Nothing has or could ever dampen the glistening, scorching sunlight on my skin, or change the way I have viewed the clouds that bring delicious monsoon rain into Lahore. The charisma of Pakistan is ingrained in me and at times is my only oxygen. I learned soon after it was time to find a solution, to form a bridge over troubled waters and adopt a dynamic that gave me the best of my Eastern identity, but did not step on my wings when I wanted to fly.

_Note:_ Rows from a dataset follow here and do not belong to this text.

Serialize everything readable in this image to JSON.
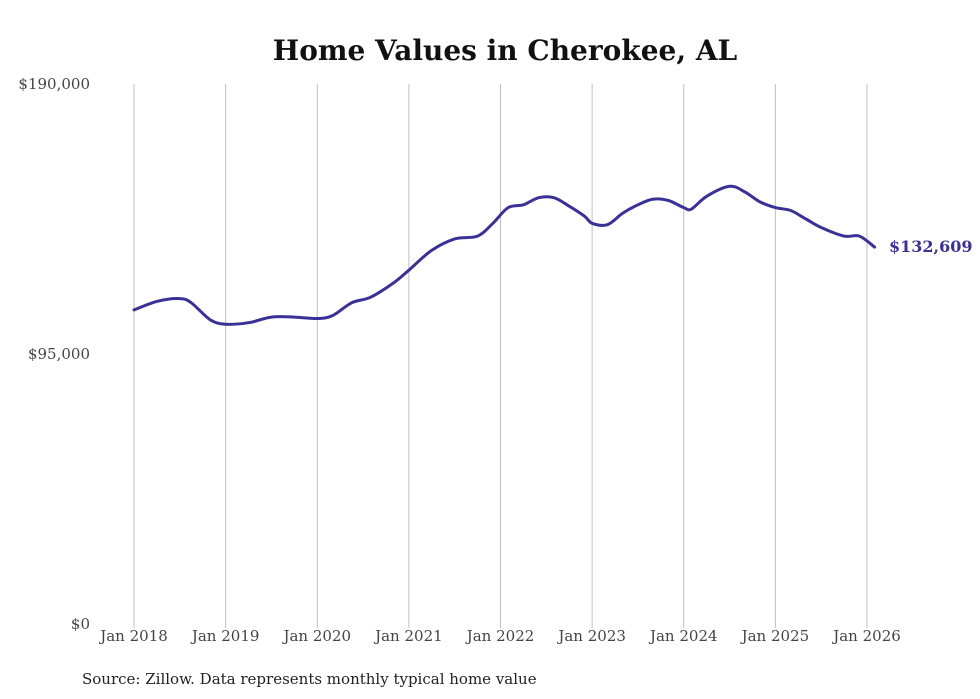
{
  "chart_data": {
    "type": "line",
    "title": "Home Values in Cherokee, AL",
    "xlabel": "",
    "ylabel": "",
    "ylim": [
      0,
      190000
    ],
    "y_ticks": [
      {
        "value": 0,
        "label": "$0"
      },
      {
        "value": 95000,
        "label": "$95,000"
      },
      {
        "value": 190000,
        "label": "$190,000"
      }
    ],
    "x_ticks": [
      {
        "value": 2018,
        "label": "Jan 2018"
      },
      {
        "value": 2019,
        "label": "Jan 2019"
      },
      {
        "value": 2020,
        "label": "Jan 2020"
      },
      {
        "value": 2021,
        "label": "Jan 2021"
      },
      {
        "value": 2022,
        "label": "Jan 2022"
      },
      {
        "value": 2023,
        "label": "Jan 2023"
      },
      {
        "value": 2024,
        "label": "Jan 2024"
      },
      {
        "value": 2025,
        "label": "Jan 2025"
      },
      {
        "value": 2026,
        "label": "Jan 2026"
      }
    ],
    "xlim": [
      2018,
      2026.083
    ],
    "grid": "vertical",
    "line_color": "#3a3196",
    "end_label": "$132,609",
    "series": [
      {
        "name": "Typical home value",
        "points": [
          [
            2018.0,
            110500
          ],
          [
            2018.25,
            113500
          ],
          [
            2018.5,
            114500
          ],
          [
            2018.625,
            113000
          ],
          [
            2018.833,
            107000
          ],
          [
            2019.0,
            105500
          ],
          [
            2019.25,
            106000
          ],
          [
            2019.5,
            108000
          ],
          [
            2019.75,
            108000
          ],
          [
            2020.0,
            107500
          ],
          [
            2020.167,
            108500
          ],
          [
            2020.375,
            113000
          ],
          [
            2020.583,
            115000
          ],
          [
            2020.833,
            120000
          ],
          [
            2021.0,
            124500
          ],
          [
            2021.25,
            131500
          ],
          [
            2021.5,
            135500
          ],
          [
            2021.75,
            136500
          ],
          [
            2021.917,
            141000
          ],
          [
            2022.083,
            146500
          ],
          [
            2022.25,
            147500
          ],
          [
            2022.417,
            150000
          ],
          [
            2022.583,
            150000
          ],
          [
            2022.75,
            147000
          ],
          [
            2022.917,
            143500
          ],
          [
            2023.0,
            141000
          ],
          [
            2023.167,
            140500
          ],
          [
            2023.333,
            144500
          ],
          [
            2023.5,
            147500
          ],
          [
            2023.667,
            149500
          ],
          [
            2023.833,
            149000
          ],
          [
            2024.0,
            146500
          ],
          [
            2024.083,
            146000
          ],
          [
            2024.25,
            150500
          ],
          [
            2024.5,
            154000
          ],
          [
            2024.667,
            152000
          ],
          [
            2024.833,
            148500
          ],
          [
            2025.0,
            146500
          ],
          [
            2025.167,
            145500
          ],
          [
            2025.333,
            142500
          ],
          [
            2025.5,
            139500
          ],
          [
            2025.75,
            136500
          ],
          [
            2025.917,
            136500
          ],
          [
            2026.083,
            132609
          ]
        ]
      }
    ]
  },
  "source_note": "Source: Zillow. Data represents monthly typical home value"
}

Gradually I became happily distant from reacting to such an enclosed society, whose vision certainly differed from mine. Although now I am far away, I realize I will never be fully isolated from the eastern dilemma’s of existence and identity and in fact, I have come to share a healthy relationship what with I have left behind. I suppose in my heart of hearts, I know I did not abandon what was but I realized how monumental it was to take my heritage with me, upon my shoulders and follow along the patterns of life devised by my decisions and actions. It is easier to see the middle-ground from here. How ironic and unsettling, though, that the comfort one seeks doesn’t always come from where they belong. I suppose distance does make the heart grow fonder. I did not choose this distance to be how I would find solace in the dynamics between the east and the west. I gradually found that away from societal implications, I could breathe better and hence carry out informed thinking. It’s almost as if your best friend and you spend too much time together and familiarity does not want to breed contempt, but begins to irrationally and rationally create boundaries. If you do not take a step back and let the air in, the fragrance of contempt will take over the blossoming flower of a friendship. I suppose this analogy is apt when it comes to me separating myself from Pakistani society in order to find myself again, and then to return, with clarity and a vision of hopeful admiration. The same way you can never forget your friend and never watch your friend bleed, every single day, Pakistan breathes in me.

(Life has continued to evolve, and mindsets have been shaped by differentiated thought and experiences since this was written.)